Protection is an important issue when it comes to any military combat vehicle, especially in locations such as Afghanistan where threats can be hidden in the ground beneath you in the form of IEDs. But Clarke insisted there was still a place for a lighter vehicle. ’Protection on vehicles doesn’t always have to come from having a large chunk of metal,’ he said. ’Protection can also come from mobility. In some cases, you want to be in a large heavy metal box that does provide the ultimate protection, but that doesn’t necessarily mean that you’ve got terrain access.
’Protection can also come by the fact the vehicle is highly mobile, so the fact that it’s fast, it’s agile and it can access all terrain also provides protection because you can then get to the place where the enemy doesn’t expect you to be. You can come from a different direction and you can avoid predictable routes and therefore you’re less likely to encounter an IED in the first place. Protection through mobility is a capability in itself.’
Gary Pilchowski, business development manager at Thales, has a similar view. ’If you look at the IED threat, it’s channelled around the vehicles so it tends to be on roads and tracks, and from an insurgent’s perspective they assess your terrain accessibility. I think this vehicle opens all the boundaries and there isn’t anywhere it can’t go, so it’s significantly more difficult to hit. But arguably you trade that protection level [of armour].’

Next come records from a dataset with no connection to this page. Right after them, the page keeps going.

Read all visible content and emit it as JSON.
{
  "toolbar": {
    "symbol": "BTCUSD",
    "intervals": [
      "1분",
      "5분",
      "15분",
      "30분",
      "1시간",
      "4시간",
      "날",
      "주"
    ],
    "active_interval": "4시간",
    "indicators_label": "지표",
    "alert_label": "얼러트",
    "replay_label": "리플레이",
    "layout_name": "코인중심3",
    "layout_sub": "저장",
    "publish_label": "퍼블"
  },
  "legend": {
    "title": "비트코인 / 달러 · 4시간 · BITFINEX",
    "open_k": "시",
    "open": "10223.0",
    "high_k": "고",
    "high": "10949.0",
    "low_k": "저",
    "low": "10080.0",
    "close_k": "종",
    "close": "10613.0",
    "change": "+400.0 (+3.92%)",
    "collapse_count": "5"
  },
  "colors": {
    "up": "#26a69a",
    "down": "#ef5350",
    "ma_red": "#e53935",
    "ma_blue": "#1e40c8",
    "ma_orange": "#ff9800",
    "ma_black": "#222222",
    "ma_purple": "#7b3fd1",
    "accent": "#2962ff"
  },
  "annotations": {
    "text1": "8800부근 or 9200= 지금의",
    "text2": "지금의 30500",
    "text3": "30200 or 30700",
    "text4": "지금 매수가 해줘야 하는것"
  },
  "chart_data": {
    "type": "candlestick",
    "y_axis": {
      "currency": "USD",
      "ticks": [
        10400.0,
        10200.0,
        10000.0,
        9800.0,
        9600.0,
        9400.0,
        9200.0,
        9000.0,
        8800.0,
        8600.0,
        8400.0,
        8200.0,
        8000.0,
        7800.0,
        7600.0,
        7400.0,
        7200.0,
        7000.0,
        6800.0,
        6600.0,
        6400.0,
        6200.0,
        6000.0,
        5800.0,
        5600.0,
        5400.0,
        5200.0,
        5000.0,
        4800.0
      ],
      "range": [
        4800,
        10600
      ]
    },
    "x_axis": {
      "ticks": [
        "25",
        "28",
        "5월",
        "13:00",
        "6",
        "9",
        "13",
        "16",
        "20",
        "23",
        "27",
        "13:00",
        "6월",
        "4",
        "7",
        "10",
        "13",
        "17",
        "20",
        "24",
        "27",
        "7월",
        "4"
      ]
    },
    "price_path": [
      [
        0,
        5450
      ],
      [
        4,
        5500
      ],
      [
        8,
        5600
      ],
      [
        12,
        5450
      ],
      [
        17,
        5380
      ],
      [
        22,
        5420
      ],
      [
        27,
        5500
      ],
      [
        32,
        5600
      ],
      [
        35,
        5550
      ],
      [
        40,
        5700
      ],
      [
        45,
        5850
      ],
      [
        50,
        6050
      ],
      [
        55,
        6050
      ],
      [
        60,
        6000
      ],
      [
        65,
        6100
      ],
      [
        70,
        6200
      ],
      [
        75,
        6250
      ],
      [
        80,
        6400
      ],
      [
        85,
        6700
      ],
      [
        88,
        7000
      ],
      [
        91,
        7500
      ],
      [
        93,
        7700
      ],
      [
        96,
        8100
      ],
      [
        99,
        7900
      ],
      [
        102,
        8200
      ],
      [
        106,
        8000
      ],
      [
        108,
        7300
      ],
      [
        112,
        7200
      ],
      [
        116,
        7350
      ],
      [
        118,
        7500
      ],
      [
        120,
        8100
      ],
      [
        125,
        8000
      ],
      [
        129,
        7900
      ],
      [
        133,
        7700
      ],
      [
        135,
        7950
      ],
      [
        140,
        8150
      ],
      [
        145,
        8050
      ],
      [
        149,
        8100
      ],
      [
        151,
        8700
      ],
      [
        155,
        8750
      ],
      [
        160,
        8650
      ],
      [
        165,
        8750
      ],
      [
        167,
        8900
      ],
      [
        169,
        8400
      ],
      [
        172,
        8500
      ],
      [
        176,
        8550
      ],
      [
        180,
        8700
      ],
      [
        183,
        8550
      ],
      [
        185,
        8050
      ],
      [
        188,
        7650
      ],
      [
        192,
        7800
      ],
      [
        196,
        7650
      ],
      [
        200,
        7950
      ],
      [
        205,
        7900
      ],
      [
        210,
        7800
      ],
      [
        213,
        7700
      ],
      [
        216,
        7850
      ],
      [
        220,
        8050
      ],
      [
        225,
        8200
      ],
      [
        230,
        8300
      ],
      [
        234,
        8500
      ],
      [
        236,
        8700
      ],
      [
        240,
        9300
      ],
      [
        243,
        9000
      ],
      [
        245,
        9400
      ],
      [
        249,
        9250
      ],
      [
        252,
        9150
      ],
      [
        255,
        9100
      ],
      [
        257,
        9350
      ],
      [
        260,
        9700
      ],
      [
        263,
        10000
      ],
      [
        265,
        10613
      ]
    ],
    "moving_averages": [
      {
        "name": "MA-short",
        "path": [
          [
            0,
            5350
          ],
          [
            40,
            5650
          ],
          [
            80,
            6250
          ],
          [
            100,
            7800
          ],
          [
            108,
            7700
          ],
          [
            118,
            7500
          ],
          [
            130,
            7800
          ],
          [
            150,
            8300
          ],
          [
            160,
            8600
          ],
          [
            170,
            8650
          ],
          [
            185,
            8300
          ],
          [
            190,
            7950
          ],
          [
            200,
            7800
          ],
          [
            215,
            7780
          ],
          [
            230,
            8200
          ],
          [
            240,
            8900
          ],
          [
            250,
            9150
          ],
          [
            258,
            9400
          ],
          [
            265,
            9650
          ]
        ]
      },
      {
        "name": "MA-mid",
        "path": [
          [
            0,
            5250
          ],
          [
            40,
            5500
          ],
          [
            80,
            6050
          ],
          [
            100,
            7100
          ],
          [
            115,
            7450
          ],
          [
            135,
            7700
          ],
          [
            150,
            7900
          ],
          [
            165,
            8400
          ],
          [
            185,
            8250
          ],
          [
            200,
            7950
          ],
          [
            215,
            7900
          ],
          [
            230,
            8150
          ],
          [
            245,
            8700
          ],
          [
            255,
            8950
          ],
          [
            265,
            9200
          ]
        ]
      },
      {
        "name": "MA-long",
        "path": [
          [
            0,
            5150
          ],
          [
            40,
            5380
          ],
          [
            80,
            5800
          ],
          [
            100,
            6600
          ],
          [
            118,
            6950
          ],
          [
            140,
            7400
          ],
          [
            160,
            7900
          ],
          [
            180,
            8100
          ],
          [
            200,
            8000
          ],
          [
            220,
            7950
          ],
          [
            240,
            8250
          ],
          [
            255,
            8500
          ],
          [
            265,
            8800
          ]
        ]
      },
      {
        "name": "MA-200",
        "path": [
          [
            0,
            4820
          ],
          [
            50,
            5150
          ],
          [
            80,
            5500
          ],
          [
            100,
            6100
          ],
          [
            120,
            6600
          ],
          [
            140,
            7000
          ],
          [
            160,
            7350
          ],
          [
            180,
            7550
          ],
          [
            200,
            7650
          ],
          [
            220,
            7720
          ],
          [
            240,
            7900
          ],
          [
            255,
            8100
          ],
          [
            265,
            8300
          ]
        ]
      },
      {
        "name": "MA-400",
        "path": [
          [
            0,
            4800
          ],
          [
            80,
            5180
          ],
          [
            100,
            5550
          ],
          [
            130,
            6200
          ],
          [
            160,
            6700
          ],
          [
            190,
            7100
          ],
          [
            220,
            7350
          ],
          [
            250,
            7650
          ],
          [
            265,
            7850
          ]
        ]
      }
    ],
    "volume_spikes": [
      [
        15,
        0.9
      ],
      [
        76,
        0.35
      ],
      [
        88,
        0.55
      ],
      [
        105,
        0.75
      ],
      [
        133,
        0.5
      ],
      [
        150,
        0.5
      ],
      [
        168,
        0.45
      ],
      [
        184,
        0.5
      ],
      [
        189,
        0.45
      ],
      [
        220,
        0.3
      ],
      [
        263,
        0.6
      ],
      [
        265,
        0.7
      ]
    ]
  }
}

But there’s still a big question: will the military buy a combat vehicle without substantial physical protection? The MoD already has a light all-terrain vehicle called the Springer, designed for carrying cargo to forward operating bases. But it’s not the same as a combat vehicle.
’A big lesson learned in Afghanistan is that no one vehicle meets the requirement,’ said Clarke. ’You’ve got to have a fleet of vehicles for different threat conditions, different missions, and this is aimed at the high mobility, get in and get out, do the job very quickly. The idea is that it’s not necessarily a direct-fire support vehicle. It has self protection, so if you do get into trouble you can protect yourself, move quickly and get away from it.’
And there’s another reason the military should consider the Wildcat Supacat is hoping to make it available at around half the cost of an equivalent vehicle worth £500,000. ’Price wise, this is a lot cheaper than other vehicles on the market at the moment for the level of performance you get,’ said Clarke. If it works for private race drivers taking on some of the harshest environments on Earth, perhaps it could work for the MoD too.
Right on target
Remote weapon system enables soldiers to fire at enemies while sitting down
Sitting atop the Wildcat military demonstrator is the Kongsberg Super Lite remote weapon system, manufactured by Thales and already procured by the MoD for use in combat. Controlled by a screen and joystick inside the vehicle, it allows soldiers to target and fire at enemies from the relative safety of the front seat.
’We know the threat in theatre is either snipers or IEDs, yet we still choose to have soldiers stood up on a pintle mount,’ said Thales’ Gary Pilchowski. ’You need some form of protection and observation and I think this particular system offers both. You could crawl up to the top of a ridge line, have the remote weapon just looking over the top without actually exposing the vehicle and look around and pick your terrain.’